Он обещал вернуться в шесть. Я попросила его сегодня не пить. Если в понедельник он поедет кодироваться, как мы договорились, ему надо три дня выдержать в безалкогольном режиме.
Было уже одиннадцать, когда, взвинченная до предела ожиданием, я решила запереть дверь изнутри, чтобы он войти не смог, когда бы ни пришел – в час ночи, в три, в четыре, и главным образом, чтоб больше не ждать его, не ждать, никогда не ждать! Я уже сама не хотела, чтобы он приходил – хлопот меньше. Но он меня опередил. Ключ провернулся в замке, и вот он уже стоит на пороге.
– Ключ верни мне. Я тебе дала его, чтобы тебе после работы было куда пойти, отдохнуть, поужинать. Чтобы ты не болтался, как бездомный пес. Все. Уходи теперь! Иди к Гельке!
– Да не хочу я к ней! Счас посижу немного, покурю, выпью рюмку и уйду!
– Нет, в другом месте кури и пей! Уходи! Зачем ты пришел?
– К тебе я пришел! К тебе! На тебя посмотреть! Ну, зачем ты так? Это же болезнь. Нас надо жалеть, – добавил он с беспомощной и жалобной интонацией. – Не уйду я никуда! Завтра уйду! – он прошел на кухню – любимое свое место, где можно сесть и выпить чарочку. – Иди сюда. Сядь. Я так давно хотел сказать тебе это: ты – хорошая! Ты очень хорошая! Помнишь, я тебе говорил, что женятся не на тех, кого любят. Их боятся. Жены обычно не бывают хорошими любовницами. Ты можешь все! Ты – идеал! Другие женщины – только в пятьдесят процентов, только вполовину тебя! Ты – идеал!
Я опустила глазки. В них уже навернулись слезы. Я растаяла от его лести. Вот подлец, а! Умеет же в душу влезть! Как гибко и виртуозно Райсберг владеет таким инструментом, как собственное обаяние и актерский дар!
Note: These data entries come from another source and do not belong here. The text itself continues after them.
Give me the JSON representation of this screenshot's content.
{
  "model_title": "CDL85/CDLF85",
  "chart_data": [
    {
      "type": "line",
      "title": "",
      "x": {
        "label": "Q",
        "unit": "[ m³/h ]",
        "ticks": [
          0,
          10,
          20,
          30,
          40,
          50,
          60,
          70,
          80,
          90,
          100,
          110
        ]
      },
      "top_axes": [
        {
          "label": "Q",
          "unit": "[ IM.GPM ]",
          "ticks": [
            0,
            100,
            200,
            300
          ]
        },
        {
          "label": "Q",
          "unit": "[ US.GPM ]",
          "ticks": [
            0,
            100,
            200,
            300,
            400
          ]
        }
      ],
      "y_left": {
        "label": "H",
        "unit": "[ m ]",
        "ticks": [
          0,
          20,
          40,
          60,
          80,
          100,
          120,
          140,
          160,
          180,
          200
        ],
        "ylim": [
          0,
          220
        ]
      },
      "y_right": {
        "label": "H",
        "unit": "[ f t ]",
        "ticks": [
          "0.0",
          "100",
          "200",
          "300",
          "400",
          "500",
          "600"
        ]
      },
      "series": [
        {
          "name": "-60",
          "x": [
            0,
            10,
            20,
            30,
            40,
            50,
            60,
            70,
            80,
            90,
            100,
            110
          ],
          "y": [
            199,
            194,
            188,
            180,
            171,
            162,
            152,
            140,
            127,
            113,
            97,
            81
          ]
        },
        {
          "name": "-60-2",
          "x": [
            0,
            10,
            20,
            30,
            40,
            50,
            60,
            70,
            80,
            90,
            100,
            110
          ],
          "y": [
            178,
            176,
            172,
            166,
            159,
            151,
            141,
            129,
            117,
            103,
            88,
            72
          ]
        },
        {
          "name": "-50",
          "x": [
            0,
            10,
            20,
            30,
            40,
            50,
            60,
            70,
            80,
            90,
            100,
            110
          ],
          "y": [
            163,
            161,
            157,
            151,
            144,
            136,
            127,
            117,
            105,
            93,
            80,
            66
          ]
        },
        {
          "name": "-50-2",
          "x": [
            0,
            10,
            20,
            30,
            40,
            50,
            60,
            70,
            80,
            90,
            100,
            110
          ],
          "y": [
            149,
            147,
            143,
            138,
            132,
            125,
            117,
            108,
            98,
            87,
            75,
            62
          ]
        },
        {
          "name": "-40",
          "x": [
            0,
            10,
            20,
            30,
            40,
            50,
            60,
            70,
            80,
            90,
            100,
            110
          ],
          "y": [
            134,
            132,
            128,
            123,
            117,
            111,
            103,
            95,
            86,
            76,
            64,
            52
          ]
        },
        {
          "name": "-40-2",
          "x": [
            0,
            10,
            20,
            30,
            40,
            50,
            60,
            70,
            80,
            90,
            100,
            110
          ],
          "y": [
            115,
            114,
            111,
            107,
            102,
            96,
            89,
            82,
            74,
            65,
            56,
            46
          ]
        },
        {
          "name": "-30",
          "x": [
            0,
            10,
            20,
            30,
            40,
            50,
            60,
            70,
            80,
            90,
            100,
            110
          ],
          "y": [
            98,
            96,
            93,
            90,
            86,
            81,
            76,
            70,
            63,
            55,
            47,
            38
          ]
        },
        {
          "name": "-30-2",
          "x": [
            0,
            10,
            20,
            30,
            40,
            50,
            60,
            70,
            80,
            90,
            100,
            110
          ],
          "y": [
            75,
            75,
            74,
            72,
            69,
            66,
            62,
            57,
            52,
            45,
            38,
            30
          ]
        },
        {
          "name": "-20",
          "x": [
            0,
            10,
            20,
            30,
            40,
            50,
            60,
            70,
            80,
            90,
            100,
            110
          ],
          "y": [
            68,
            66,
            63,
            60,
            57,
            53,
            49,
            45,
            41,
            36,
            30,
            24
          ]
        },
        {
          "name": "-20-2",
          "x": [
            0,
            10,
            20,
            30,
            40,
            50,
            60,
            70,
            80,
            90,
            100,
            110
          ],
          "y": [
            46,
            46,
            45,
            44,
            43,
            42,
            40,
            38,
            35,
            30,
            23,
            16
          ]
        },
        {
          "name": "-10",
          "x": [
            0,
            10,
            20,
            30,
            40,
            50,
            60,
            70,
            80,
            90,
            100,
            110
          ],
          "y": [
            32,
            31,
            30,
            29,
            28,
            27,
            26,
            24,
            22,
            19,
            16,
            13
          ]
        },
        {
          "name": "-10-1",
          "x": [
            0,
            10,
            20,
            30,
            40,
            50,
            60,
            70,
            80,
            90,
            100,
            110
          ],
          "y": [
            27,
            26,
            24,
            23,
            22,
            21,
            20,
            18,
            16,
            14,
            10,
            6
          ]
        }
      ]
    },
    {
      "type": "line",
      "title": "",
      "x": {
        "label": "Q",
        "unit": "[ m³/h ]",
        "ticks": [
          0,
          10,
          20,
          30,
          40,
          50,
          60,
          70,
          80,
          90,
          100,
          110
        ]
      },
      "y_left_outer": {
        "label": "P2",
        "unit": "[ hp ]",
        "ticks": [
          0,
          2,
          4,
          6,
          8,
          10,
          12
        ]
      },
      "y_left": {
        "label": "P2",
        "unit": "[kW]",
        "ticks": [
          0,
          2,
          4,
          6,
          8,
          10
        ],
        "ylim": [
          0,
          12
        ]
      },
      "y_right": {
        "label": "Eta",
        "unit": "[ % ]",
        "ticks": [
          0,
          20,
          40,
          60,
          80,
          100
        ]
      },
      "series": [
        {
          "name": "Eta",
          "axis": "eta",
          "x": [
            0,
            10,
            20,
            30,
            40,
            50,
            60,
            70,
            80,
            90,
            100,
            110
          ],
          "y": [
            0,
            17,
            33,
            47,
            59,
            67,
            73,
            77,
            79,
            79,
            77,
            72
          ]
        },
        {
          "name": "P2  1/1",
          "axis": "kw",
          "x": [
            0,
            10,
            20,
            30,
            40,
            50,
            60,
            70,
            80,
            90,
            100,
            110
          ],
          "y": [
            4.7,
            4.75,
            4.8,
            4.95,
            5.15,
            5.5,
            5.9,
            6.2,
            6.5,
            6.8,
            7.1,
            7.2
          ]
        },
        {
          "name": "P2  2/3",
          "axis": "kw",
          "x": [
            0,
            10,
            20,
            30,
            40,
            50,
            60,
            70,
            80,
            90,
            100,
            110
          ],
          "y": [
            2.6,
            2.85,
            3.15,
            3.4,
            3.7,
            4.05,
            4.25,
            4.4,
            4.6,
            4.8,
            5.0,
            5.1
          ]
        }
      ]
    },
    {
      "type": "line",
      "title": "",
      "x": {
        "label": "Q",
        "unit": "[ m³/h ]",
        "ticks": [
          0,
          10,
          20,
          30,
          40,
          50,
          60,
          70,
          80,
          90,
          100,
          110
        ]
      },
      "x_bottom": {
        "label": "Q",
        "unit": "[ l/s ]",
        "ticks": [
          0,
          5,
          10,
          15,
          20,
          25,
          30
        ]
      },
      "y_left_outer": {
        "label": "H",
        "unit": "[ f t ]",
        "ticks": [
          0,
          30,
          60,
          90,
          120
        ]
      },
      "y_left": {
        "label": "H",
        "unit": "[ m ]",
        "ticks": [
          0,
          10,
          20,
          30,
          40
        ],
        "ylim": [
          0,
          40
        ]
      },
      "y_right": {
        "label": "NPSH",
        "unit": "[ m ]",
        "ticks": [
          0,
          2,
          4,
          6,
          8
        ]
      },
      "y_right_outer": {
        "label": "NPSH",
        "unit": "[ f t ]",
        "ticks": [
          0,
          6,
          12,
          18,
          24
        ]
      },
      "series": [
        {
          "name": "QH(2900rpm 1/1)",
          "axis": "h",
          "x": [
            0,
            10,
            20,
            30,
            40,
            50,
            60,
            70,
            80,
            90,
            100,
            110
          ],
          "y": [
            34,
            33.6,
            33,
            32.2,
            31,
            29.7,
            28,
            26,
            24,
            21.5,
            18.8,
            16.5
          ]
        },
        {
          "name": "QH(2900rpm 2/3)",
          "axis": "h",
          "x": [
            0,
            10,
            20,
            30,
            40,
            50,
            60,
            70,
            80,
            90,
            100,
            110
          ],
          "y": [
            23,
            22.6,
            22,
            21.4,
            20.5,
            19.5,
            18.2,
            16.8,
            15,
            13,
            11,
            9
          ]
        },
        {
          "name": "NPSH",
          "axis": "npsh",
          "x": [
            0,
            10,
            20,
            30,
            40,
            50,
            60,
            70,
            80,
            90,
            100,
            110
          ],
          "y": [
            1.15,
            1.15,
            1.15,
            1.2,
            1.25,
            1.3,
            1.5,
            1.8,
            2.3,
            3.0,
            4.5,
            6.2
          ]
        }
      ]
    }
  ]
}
Я сказала ему, что он артист, и ему надо играть в театре.
– Я ненавижу себя! Я ненавижу себя! – дважды повторил Юрка и стал мне рассказывать, как он поступал во ВГИК и в Щуку – Щукинское театральное училище в Москве, как он упивался собой и обожал себя, думал, что там сразу заметят, какой он неординарный, яркий, талантливый! Но там таких, как он, было много. Или не разглядели… Бывает и такое… Пришлось вернуться в Юшалы. Закончил техникум с красной корочкой. Не учился, вылазил за счет собственного обаяния, и преподавательницы пытались соблазнить его… (Врет, шельма, это не они, а он не стеснялся всюду – в корыстных целях! – шарм свой в ход пускать).
– Я теперь знаю, почему ты одна, – сказал он мне перед уходом. – Я один – потому что ищу свой идеал. По твоим правилам ты все сделала правильно. Нам обоим не повезло: мы встретились в неудачное время. Я пил, и мне было хорошо. Теперь некоторое время я должен побыть один, мне о многом надо подумать. Я хочу снять квартиру и уйти на дно, мне надо подумать о своей жизни, хорошо подумать. Возможно, я буду жалеть, что потерял тебя, как жалел о Мироновой.
Два дня я потом чувствовала себя прескверно оттого, что охмурилась человеком, который, не затрачивая никаких усилий, так легко идет по жизни, срывает цветы удовольствия и топчет их без всякого сожаления, ведь впереди их – необъятный луг. Он так привык, что не надо затрачивать никакого усердия и мало-мальского труда, чтобы цветы услужливо раскрывались ему навстречу, достаточно пригрозить, приказать, повысить голос – и все рады повиноваться. Как-то я его упрекнула, что он лишил меня конфетно-букетного этапа ухаживания. «Вот еще! – возмутился он. – Это мой принцип: я никогда ни за кем не ухаживаю!»
Посмотрела его гороскоп. Безумный тигр, забавный, но опасный, и опасный, прежде всего для себя. Совершенно бездумный.
ГЛАВА 26
Сказание о великом герое Геракле
Тоненький желтый серп новорожденного месяца, лежа в своей светящейся колыбельке, заглянул в мутное окошко из прозрачного паросского мрамора. Слабо осветилась в ночной мгле опочивальня царских малышей. В широкой двойной колыбели, подвешенной на толстый потолочный крюк, разметавшись и сопя, спали два полугодовалых младенца. Спала и дородная крепкотелая их нянька, примостившись рядом на кушетке. Ничто не нарушало ночного покоя, казалось, сама ночь провалилась в глубокую сладкую дрему. Но вот тихо-тихо скрипнула дверь, и в щель с шуршанием вползли две змеи. Рядом с колыбелью малышей на расстоянии в три локтя возвышался бронзовый светильник, вот по нему и поползли те змеи вверх одна за другой. Обвив кончиком хвоста ствол масляной лампы, змея раскачала свое длинное тело и, преодолев короткое расстояние до люльки по воздуху, упала прямо на тело маленького Ификла, тот вздрогнув от удара, мгновенно проснулся и от испуга громко расплакался. Тут на него с шипением увесисто шлепнулась еще одна холодная извивающаяся тварь. Взвился к потолку истошный детский визг. Но змеи, не тронув Ификла, отползли от него. Разбуженный криком, проснулся и второй малыш. Увидев около себя прямо на лунной дорожке шевелящийся клубок, он с любопытством потянулся к нему ручками…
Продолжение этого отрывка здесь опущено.